Injera bread serves as the base to sop up all those yummy curries and sauces for an authentic Ethiopian meal!
Powdered Yogurt Culture or Yeast
Teff (millet like flour – can be found at most specialty grocery vendors (Sysco/Bi-Rite)
Note: You can also substitute with spelt flour which does lose some of the sourness but is an appropriate substitute. Spelt is not gluten free, teff is gluten free.
Water
Honey
Yield: For a yield for 50 people you’d use
6 cups teff and/or spelt flour
1 Packet yeast or yoghurt culture (yoghurt culture will tend to help with the sourness and sponginess)
6 cups warm water
2 TBSP Honey
1 packet of yogurt culture can be used for up to 5 cups of batter, but using more will only speed it along and doesn’t hurt it.

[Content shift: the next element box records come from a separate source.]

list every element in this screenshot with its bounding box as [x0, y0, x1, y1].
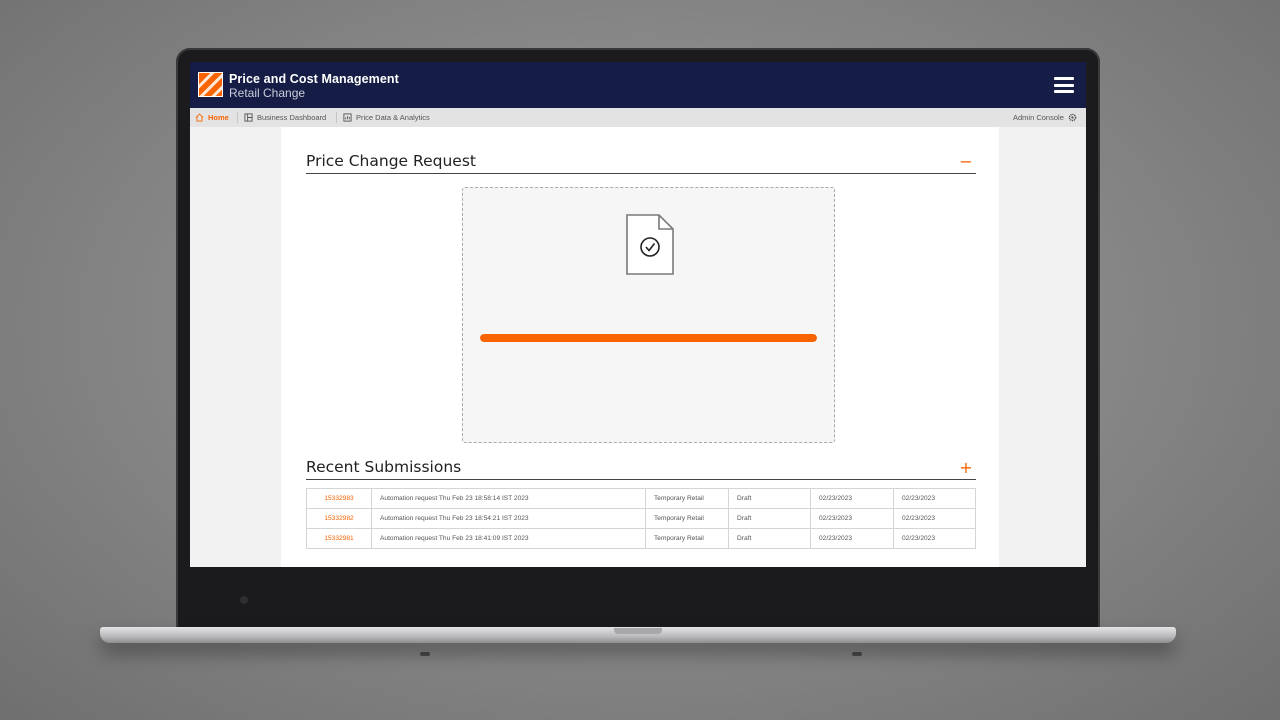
- laptop-foot: [852, 652, 862, 656]
- submission-description: Automation request Thu Feb 23 18:41:09 I…: [371, 528, 646, 549]
- price-change-header: Price Change Request −: [306, 152, 976, 174]
- recent-submissions-title: Recent Submissions: [306, 458, 462, 476]
- submission-description: Automation request Thu Feb 23 18:54:21 I…: [371, 508, 646, 529]
- nav-divider: [237, 112, 238, 123]
- submission-id-link[interactable]: 15332983: [306, 488, 372, 509]
- hamburger-menu-icon[interactable]: [1054, 77, 1074, 93]
- submission-effective-date: 02/23/2023: [893, 508, 976, 529]
- expand-button[interactable]: +: [959, 458, 973, 477]
- submission-description: Automation request Thu Feb 23 18:58:14 I…: [371, 488, 646, 509]
- price-change-title: Price Change Request: [306, 152, 476, 170]
- nav-price-data[interactable]: Price Data & Analytics: [343, 113, 430, 122]
- table-row[interactable]: 15332981 Automation request Thu Feb 23 1…: [306, 528, 976, 549]
- nav-price-data-label: Price Data & Analytics: [356, 113, 430, 122]
- app-header: Price and Cost Management Retail Change: [190, 62, 1086, 108]
- submission-created-date: 02/23/2023: [810, 508, 894, 529]
- submission-type: Temporary Retail: [645, 488, 729, 509]
- bar-chart-icon: [343, 113, 352, 122]
- submission-id-link[interactable]: 15332982: [306, 508, 372, 529]
- nav-business-dashboard[interactable]: Business Dashboard: [244, 113, 326, 122]
- recent-submissions-header: Recent Submissions +: [306, 458, 976, 480]
- nav-admin-console-label: Admin Console: [1013, 113, 1064, 122]
- navbar: Home Business Dashboard Price Data & Ana…: [190, 108, 1086, 127]
- submission-id-link[interactable]: 15332981: [306, 528, 372, 549]
- table-row[interactable]: 15332982 Automation request Thu Feb 23 1…: [306, 508, 976, 529]
- home-icon: [195, 113, 204, 122]
- submission-created-date: 02/23/2023: [810, 488, 894, 509]
- nav-home-label: Home: [208, 113, 229, 122]
- submission-status: Draft: [728, 528, 811, 549]
- nav-home[interactable]: Home: [195, 113, 229, 122]
- nav-divider: [336, 112, 337, 123]
- nav-business-dashboard-label: Business Dashboard: [257, 113, 327, 122]
- submission-created-date: 02/23/2023: [810, 528, 894, 549]
- submission-effective-date: 02/23/2023: [893, 488, 976, 509]
- submission-status: Draft: [728, 508, 811, 529]
- submission-effective-date: 02/23/2023: [893, 528, 976, 549]
- upload-progress-bar: [480, 334, 817, 342]
- laptop-notch: [614, 628, 662, 634]
- dashboard-icon: [244, 113, 253, 122]
- submissions-table: 15332983 Automation request Thu Feb 23 1…: [306, 488, 976, 549]
- app-title: Price and Cost Management: [229, 72, 399, 86]
- gear-icon: [1068, 113, 1077, 122]
- collapse-button[interactable]: −: [959, 152, 973, 171]
- table-row[interactable]: 15332983 Automation request Thu Feb 23 1…: [306, 488, 976, 509]
- upload-progress-fill: [480, 334, 817, 342]
- app-subtitle: Retail Change: [229, 86, 306, 100]
- main-card: Price Change Request − Recent Submission…: [281, 127, 999, 567]
- submission-status: Draft: [728, 488, 811, 509]
- submission-type: Temporary Retail: [645, 528, 729, 549]
- webcam: [240, 596, 248, 604]
- screen: Price and Cost Management Retail Change …: [190, 62, 1086, 567]
- brand-logo[interactable]: [198, 72, 223, 97]
- submission-type: Temporary Retail: [645, 508, 729, 529]
- nav-admin-console[interactable]: Admin Console: [1013, 113, 1077, 122]
- file-dropzone[interactable]: [462, 187, 835, 443]
- laptop-foot: [420, 652, 430, 656]
- file-check-icon: [626, 214, 674, 275]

Add 1 packet of yogurt to 2 parts teff 1 part water and 1 tbsp honey.
Mix, cover and let sit in a warm place overnight.
You add more flour or water the next day accordingly to make a thin batter (in this ce about 3 cusp flour and enough water to make a thin crepe like batter). Stir it, let is rest for a couple hours. Salt it a touch before grilling.
Oil a flattop grill and cook like a crepe in large rounds. Spread even with spatula, flip it with a spatula once it bubbles like a pancake, cook other side 30 seconds to one minute, pull and cut into sections (or serve whole on the platter with food on top if going traditional Etheopian style). You can make large ones on a flat top.